There's a few reasons. The firs and easiest is that his is supposed to be for laughs, rather than the flashpoint for people deciding to get married. Setting up this elaborate scheme to give Barney the best night of his life by giving him the worst night of his life in order to prank him is a surprisingly fun premise. This isn't an attempt to trick Barney into marrying anyone or the thing that convinces him someone is right for him; it's just a wild and wacky lark, which makes it easier to swallow.
(It's also just one night of terror for him, not days and episodes of it.)

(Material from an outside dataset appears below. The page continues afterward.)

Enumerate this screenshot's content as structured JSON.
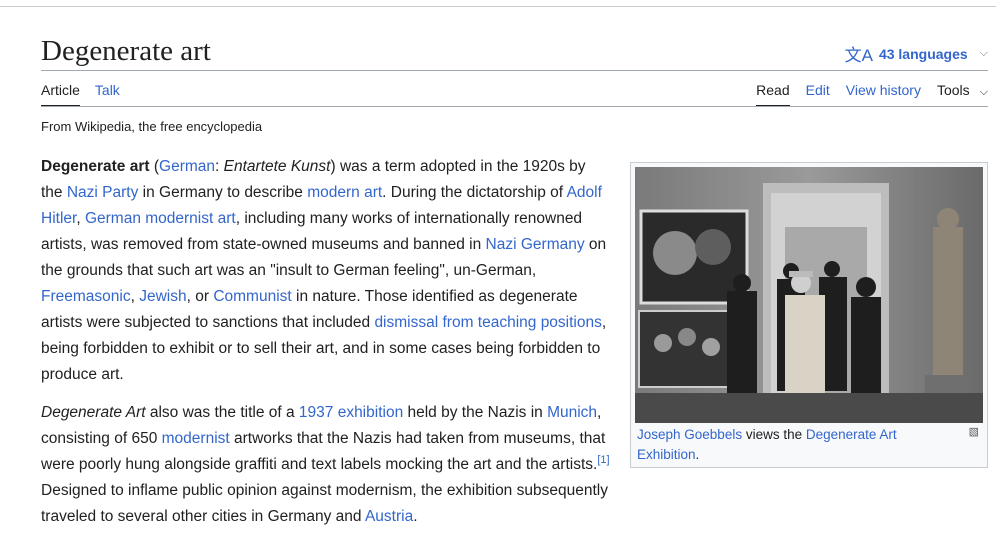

Also, it flows the right direction. I like that Robin is the architect of this because it's one of the few things in the past few seasons that have shown that she actually "gets" Barney. It makes way more sense that Barney would be impressed and enthused at an elaborate scheme to fool him than that Robin would be convinced to marry him by his pulling a similar trick.
And last, but certainly not least, it's damn funny in the process. Bringing back Quinn was a nice choice, and the idea of her putting on a show for everyone but Barney was amusing. (I have to admit, I'm still a little Team Quinnson). Pairing up Robin with Barney's Mom and showing them talking about sex was broad but enjoyable awkward humor. Ted and Marshall arguing over who should be the hostage and other details of the plan was cute. And bringing in Ralph Maccio, who, to Barney's chagrin, is a lot like him despite his hatred, and then revealing that the clown was the "true" Karate Kid the whole time was a neat little reveal.
Overall, this was a fun lark that, in contrast to "The Robin," new how to play its scheming for fun rather than for drama.